I also had a CT scan, again about five or ten minutes from home. And I think there is more than one facility here in town that does this. Under government insurance it might be decided that such was inefficient, again, off to Sacramento??
So, you see, I understand the rationing argument or concept. I would hope that universal health care could be offered that would be consumer friendly. I think current costs and the fact that so many people are being priced out of the market might eventually lead to more efficiencies anyway.
The bottom line should be to provide the best possible health care we can to all. I have also always written that I realize that there is no free lunch, or no free health care I should say. In some way it has to be paid for.
Interestingly the health care industry is spooked enough it is trying to jump on the bandwagon for health care reform (well in rhetoric at least). Apparently they see that public mood and political power is arrayed in such a fashion that the industry might not be able to forever forestall reform (make no mistake, it does not want reform – too much profit is involved) so it is going forward with the strategy that if you can’t beat reform, join the reform movement. I’d be a little suspicious of this.
It’s kind of like letting the bankers run the government bank bailout program (as they seem to be doing with their man Geithner in place).
If true reform and universal health care can come out of all of this, I say fine.
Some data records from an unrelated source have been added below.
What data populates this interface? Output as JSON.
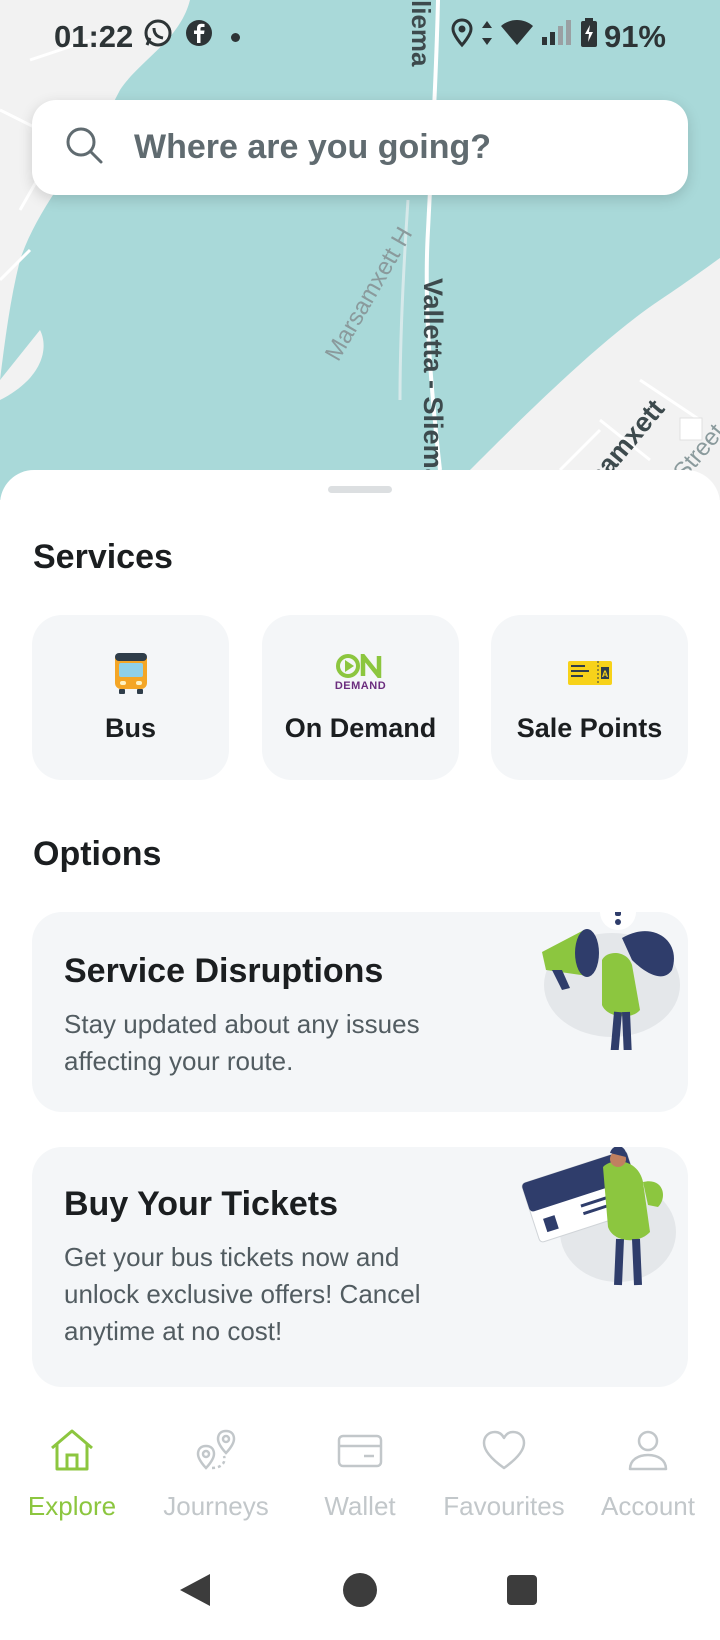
{
  "status_bar": {
    "time": "01:22",
    "battery": "91%",
    "icons": [
      "whatsapp-icon",
      "facebook-icon",
      "location-icon",
      "data-arrows-icon",
      "wifi-icon",
      "signal-icon",
      "battery-icon"
    ]
  },
  "map": {
    "labels": {
      "road_main": "Valletta - Sliema",
      "road_top": "liema",
      "harbour": "Marsamxett H",
      "district": "rsamxett",
      "street": "Street"
    }
  },
  "search": {
    "placeholder": "Where are you going?"
  },
  "services": {
    "title": "Services",
    "items": [
      {
        "label": "Bus",
        "icon": "bus-icon"
      },
      {
        "label": "On Demand",
        "icon": "on-demand-logo",
        "logo_top": "ON",
        "logo_bottom": "DEMAND"
      },
      {
        "label": "Sale Points",
        "icon": "ticket-icon"
      }
    ]
  },
  "options": {
    "title": "Options",
    "items": [
      {
        "title": "Service Disruptions",
        "description": "Stay updated about any issues affecting your route."
      },
      {
        "title": "Buy Your Tickets",
        "description": "Get your bus tickets now and unlock exclusive offers! Cancel anytime at no cost!"
      }
    ]
  },
  "bottom_nav": {
    "items": [
      {
        "label": "Explore",
        "icon": "home-icon",
        "active": true
      },
      {
        "label": "Journeys",
        "icon": "route-pins-icon",
        "active": false
      },
      {
        "label": "Wallet",
        "icon": "card-icon",
        "active": false
      },
      {
        "label": "Favourites",
        "icon": "heart-icon",
        "active": false
      },
      {
        "label": "Account",
        "icon": "user-icon",
        "active": false
      }
    ]
  },
  "colors": {
    "accent": "#8cc63f",
    "water": "#a9d9d9",
    "card_bg": "#f4f6f8",
    "inactive": "#c2c7ca"
  }
}
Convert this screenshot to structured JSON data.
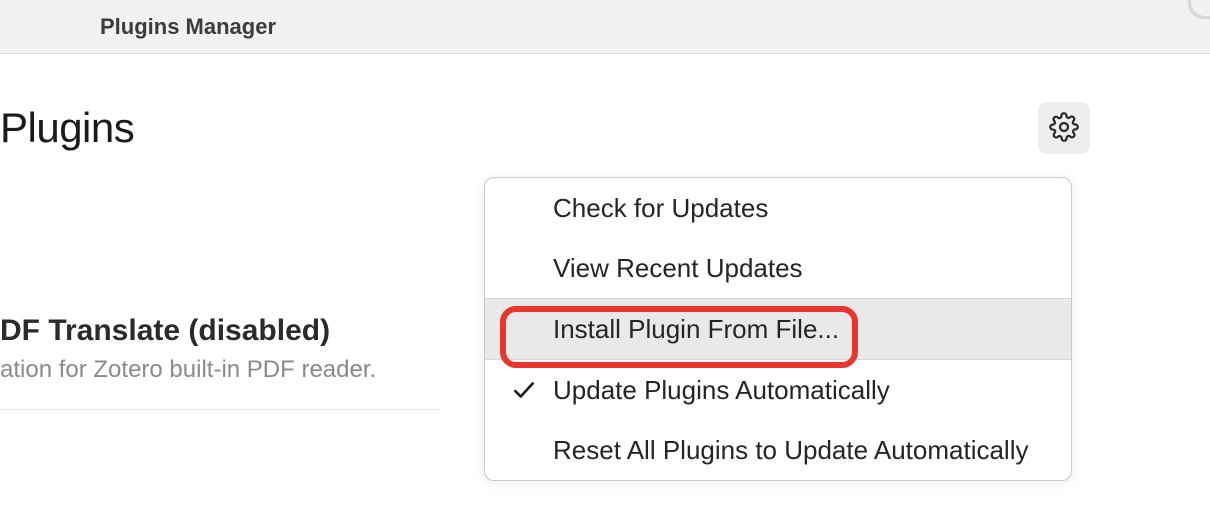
{
  "titlebar": {
    "title": "Plugins Manager"
  },
  "header": {
    "page_title": "Plugins"
  },
  "plugin": {
    "name": "DF Translate (disabled)",
    "description": "ation for Zotero built-in PDF reader."
  },
  "dropdown": {
    "items": [
      {
        "label": "Check for Updates",
        "checked": false
      },
      {
        "label": "View Recent Updates",
        "checked": false
      },
      {
        "label": "Install Plugin From File...",
        "checked": false,
        "highlighted": true
      },
      {
        "label": "Update Plugins Automatically",
        "checked": true
      },
      {
        "label": "Reset All Plugins to Update Automatically",
        "checked": false
      }
    ]
  }
}
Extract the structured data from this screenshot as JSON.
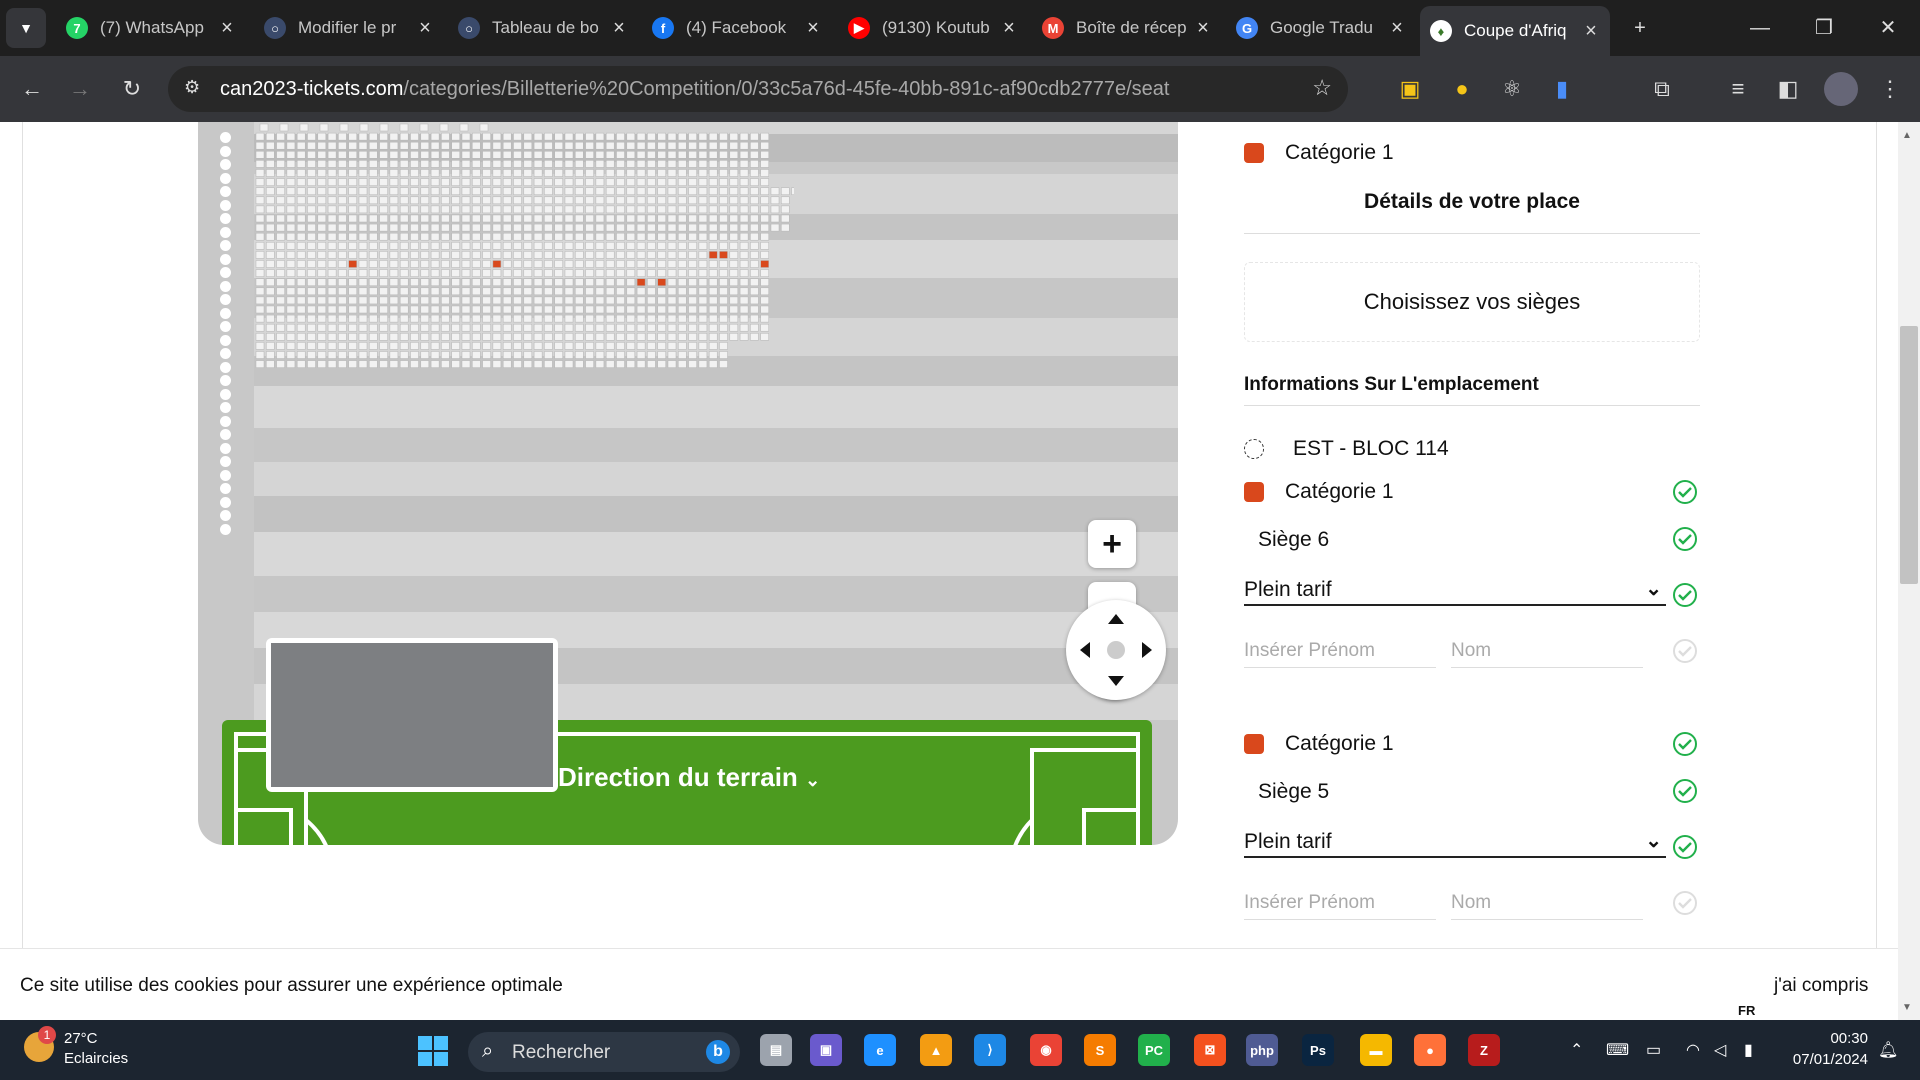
{
  "browser": {
    "tabs": [
      {
        "title": "(7) WhatsApp",
        "color": "#25d366",
        "glyph": "7"
      },
      {
        "title": "Modifier le pr",
        "color": "#3a4a6b",
        "glyph": "○"
      },
      {
        "title": "Tableau de bo",
        "color": "#3a4a6b",
        "glyph": "○"
      },
      {
        "title": "(4) Facebook",
        "color": "#1877f2",
        "glyph": "f"
      },
      {
        "title": "(9130) Koutub",
        "color": "#ff0000",
        "glyph": "▶"
      },
      {
        "title": "Boîte de récep",
        "color": "#ea4335",
        "glyph": "M"
      },
      {
        "title": "Google Tradu",
        "color": "#4285f4",
        "glyph": "G"
      },
      {
        "title": "Coupe d'Afriq",
        "color": "#ffffff",
        "glyph": "♦"
      }
    ],
    "url_host": "can2023-tickets.com",
    "url_path": "/categories/Billetterie%20Competition/0/33c5a76d-45fe-40bb-891c-af90cdb2777e/seat"
  },
  "seatmap": {
    "zoom_in": "+",
    "zoom_out": "−",
    "pitch_label": "Direction du terrain",
    "selected_seat_color": "#d9481c"
  },
  "sidebar": {
    "top_category": "Catégorie 1",
    "details_heading": "Détails de votre place",
    "choose_seats": "Choisissez vos sièges",
    "info_heading": "Informations Sur L'emplacement",
    "location": "EST - BLOC 114",
    "tickets": [
      {
        "category": "Catégorie 1",
        "seat": "Siège 6",
        "tariff": "Plein tarif",
        "firstname_placeholder": "Insérer Prénom",
        "lastname_placeholder": "Nom"
      },
      {
        "category": "Catégorie 1",
        "seat": "Siège 5",
        "tariff": "Plein tarif",
        "firstname_placeholder": "Insérer Prénom",
        "lastname_placeholder": "Nom"
      }
    ]
  },
  "cookie": {
    "message": "Ce site utilise des cookies pour assurer une expérience optimale",
    "accept": "j'ai compris"
  },
  "taskbar": {
    "weather_temp": "27°C",
    "weather_desc": "Eclaircies",
    "weather_badge": "1",
    "search_placeholder": "Rechercher",
    "lang": "FR",
    "time": "00:30",
    "date": "07/01/2024"
  }
}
But I think everyone is making things too complicated. I say continue with private insurance for those who are willing and able to pay, military benefits too, and offer Medicare to the rest. The program is already in place and quite popular. And folks still buy private supplements.
Yes it will cost. It already does. But we either pay lots of money so fewer are covered or we pay lots of money so all are covered.
The reason health care reform seems to be getting more attention now is that so many folks who thought they would never have to worry since they had jobs and group plans that went along with them now are worried because they have lost their jobs (or fear they will) or health care plans or both or are just being priced out of the market due to never-ending premium increases.
If private enterprise could truly offer workable and affordable plans that would be good. But it’s hard to cover people via private plans if those people do not have jobs or high enough paying jobs to pay the premiums. And as I have blogged before, so what happens when you lose your job and still need the insurance you can no longer afford to pay?
I have always had moral misgivings about health care for profit. The ambulance rolls up and the first thing they need to see is your insurance card, not your condition (I’m not saying that really happens, but that is the bottom line, isn’t it? I have seen that much effort and expense in doctor’s offices and hospitals is expended in the name of medical insurance).
But there is also a contention that the profit motive in health care and medicine in the USA makes this nation a leader in innovation because of the incentive of profits.
Nonetheless, I think that it is only right that we come up with a universal health care system and I criticize all congressmen and senators for dragging their feet for so many years.
There does seem to be some real movement under President Obama’s leadership. While I applaud him for getting help (if it is help) from the health care industry itself, I hope he does not let them steal the show.